Mr. Brown asked his neighbor why the fleet had not come out at night, and several, hearing the question, turned toward him as if interested in the subject. The answer was that it was impossible to come out in the face of the search-light our battleships threw into the entrance. In this all agreed. “We could not,” said young Cervera. “Your light was maintained continuously, without interruption, shining right up the channel.” I understood from them that it was actually impossible to navigate the ships in the beam, and quite believed it, remembering an experience of my own when the BROOKYN threw her light upon us. When I asked why they came out in the face of such crushing superiority, I think it was again Don Angel who answered, shrugging his shoulders: “Your army surrounds the city, and can enter when it chooses; we were driven out.” The admiral remarked that he acted under positive orders to come out. I said to Don Angel: “Nous avons remporte la victoire, mais la gloire est a vous.” He called to his father at the other end of the table, and repeated the remark. “C’est tres bien!” said the old admiral, and he nodded to me approvingly. The remark was repeated in Spanish to those who had not understood the French words, and a murmur of approbation rose from all sides. One officer, who showed signs of the terrible strain he had been subjected to, almost broke down, and tears rolled down his cheeks.
The officers naturally asked one another about their friends on the different ships, and all, especially the admiral, seemed distressed at the death of Dr. L’Allemand, the fleet surgeon. They could hardly believe it when told that he was safe in our sick-bay, having been rescued from a piece of floating wreckage by the dinghy. It is a strange fact that this man owed his rescue to his religious fervor. From the bridge I had seen the wreckage, and, watching through a binocular for possible signs of life, saw him raise his clasped hands in prayer. But for this movement he would have been lost, for our boat reached him just in time.

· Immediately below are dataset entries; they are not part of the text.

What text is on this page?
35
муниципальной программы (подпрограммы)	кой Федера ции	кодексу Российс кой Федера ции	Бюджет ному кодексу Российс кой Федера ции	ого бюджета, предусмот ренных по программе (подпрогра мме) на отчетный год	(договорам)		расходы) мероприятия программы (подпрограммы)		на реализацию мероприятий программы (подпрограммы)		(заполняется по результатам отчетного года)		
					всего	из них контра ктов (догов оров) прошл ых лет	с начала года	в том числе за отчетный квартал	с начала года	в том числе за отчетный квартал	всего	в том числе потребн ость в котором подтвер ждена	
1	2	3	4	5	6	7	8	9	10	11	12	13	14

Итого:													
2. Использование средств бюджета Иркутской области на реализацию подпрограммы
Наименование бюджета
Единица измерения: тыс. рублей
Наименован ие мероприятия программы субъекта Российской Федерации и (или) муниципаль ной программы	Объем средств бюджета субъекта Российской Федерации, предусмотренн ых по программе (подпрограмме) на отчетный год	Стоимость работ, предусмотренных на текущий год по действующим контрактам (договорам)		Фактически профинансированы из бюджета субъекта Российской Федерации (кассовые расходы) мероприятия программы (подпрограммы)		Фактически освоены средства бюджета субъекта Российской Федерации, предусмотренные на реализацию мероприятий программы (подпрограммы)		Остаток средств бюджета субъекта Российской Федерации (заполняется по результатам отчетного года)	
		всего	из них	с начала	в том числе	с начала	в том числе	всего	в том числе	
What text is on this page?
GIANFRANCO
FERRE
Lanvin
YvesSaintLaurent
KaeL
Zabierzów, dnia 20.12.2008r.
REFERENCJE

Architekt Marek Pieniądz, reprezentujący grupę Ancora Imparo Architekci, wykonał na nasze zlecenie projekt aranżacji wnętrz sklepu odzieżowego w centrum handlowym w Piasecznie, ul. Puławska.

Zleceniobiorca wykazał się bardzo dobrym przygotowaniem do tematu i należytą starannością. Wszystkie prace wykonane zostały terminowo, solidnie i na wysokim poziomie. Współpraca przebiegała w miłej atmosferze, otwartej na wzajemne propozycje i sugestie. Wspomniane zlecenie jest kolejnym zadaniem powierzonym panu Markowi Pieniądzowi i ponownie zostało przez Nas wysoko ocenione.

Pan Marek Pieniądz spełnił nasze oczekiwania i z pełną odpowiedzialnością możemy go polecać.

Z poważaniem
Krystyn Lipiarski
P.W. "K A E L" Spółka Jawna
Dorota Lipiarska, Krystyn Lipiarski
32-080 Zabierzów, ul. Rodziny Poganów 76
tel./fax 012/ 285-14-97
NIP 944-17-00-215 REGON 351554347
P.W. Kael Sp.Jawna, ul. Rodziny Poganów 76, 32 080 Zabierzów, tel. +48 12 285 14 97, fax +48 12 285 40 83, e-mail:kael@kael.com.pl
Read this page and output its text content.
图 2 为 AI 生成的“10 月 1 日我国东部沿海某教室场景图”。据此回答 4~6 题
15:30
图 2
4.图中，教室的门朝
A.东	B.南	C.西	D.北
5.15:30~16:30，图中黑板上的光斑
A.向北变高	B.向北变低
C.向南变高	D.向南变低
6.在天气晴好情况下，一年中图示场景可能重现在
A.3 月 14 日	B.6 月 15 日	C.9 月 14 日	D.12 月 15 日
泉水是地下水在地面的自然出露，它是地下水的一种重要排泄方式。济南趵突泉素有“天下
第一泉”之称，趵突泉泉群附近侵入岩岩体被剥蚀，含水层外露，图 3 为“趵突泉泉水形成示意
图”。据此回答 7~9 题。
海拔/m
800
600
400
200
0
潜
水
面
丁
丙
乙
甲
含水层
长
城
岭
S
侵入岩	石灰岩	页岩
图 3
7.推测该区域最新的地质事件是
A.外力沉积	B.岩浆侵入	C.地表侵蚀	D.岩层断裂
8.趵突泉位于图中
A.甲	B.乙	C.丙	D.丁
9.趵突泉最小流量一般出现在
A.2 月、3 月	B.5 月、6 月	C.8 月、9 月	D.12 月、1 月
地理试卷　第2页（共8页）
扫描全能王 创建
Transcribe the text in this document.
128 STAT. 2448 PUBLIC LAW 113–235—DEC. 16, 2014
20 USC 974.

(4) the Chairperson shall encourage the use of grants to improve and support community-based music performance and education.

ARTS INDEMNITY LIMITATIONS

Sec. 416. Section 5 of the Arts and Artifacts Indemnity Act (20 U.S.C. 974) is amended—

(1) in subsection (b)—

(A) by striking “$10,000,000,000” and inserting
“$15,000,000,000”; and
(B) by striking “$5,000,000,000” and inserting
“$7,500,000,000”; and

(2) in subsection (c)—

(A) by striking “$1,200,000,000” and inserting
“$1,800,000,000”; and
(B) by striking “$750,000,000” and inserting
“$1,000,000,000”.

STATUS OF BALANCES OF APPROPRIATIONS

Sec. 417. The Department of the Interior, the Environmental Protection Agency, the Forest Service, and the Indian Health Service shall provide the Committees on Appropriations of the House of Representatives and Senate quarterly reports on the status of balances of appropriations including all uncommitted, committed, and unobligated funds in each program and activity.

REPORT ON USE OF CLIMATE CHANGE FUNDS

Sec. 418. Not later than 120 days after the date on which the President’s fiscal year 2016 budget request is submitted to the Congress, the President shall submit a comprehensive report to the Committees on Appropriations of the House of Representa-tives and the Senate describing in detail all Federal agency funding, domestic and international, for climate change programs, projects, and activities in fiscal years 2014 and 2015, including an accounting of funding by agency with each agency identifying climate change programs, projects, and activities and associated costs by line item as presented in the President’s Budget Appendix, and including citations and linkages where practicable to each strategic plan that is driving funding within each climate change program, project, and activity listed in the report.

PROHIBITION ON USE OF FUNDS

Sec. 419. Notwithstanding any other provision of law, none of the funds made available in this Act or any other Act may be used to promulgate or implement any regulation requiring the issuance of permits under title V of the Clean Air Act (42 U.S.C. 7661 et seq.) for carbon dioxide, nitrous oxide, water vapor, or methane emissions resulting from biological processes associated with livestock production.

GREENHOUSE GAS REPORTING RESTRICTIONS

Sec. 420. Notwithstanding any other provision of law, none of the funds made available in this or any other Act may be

Late in the afternoon, the admiral and
a few of the higher officers were transferred to the IOWA,
and all the rest of the unwounded prisoners to the INDIANA.
As far as our limited supplies allowed, they had been clothed and made
comfortable. I gave the admiral the only suit
of citizen’s clothing I had on board. The wounded were taken to Siboney,
where room was found for them on the army hospital steamer OLIVETTE. One
poor fellow had died, and about half-way between Siboney and Santiago,
on our return trip, the pipes of the boatswain’s mates were followed by
the call, “All hands bury the dead.” The officers and men mustered on the
quarter-deck, the engines were stopped, and the body of the dead sailor,
sewed in a hammock and covered with the flag of the FUROR,
was brought aft. The chief master-at-arms, a Roman Catholic, read the service.
A sailor’s funeral at sea is always impressive, and in this case it seemed
a most fitting end to the events of the day. I heard a man say, as he went
forward after the ceremony: “If they had hit us only once, there might
have been a lot of us dropped overboard to-night in- stead of that Spaniard.”
And an answering voice said grimly: “Yes; and perhaps the funeral would
have been in the forenoon, and with nobody to read the service.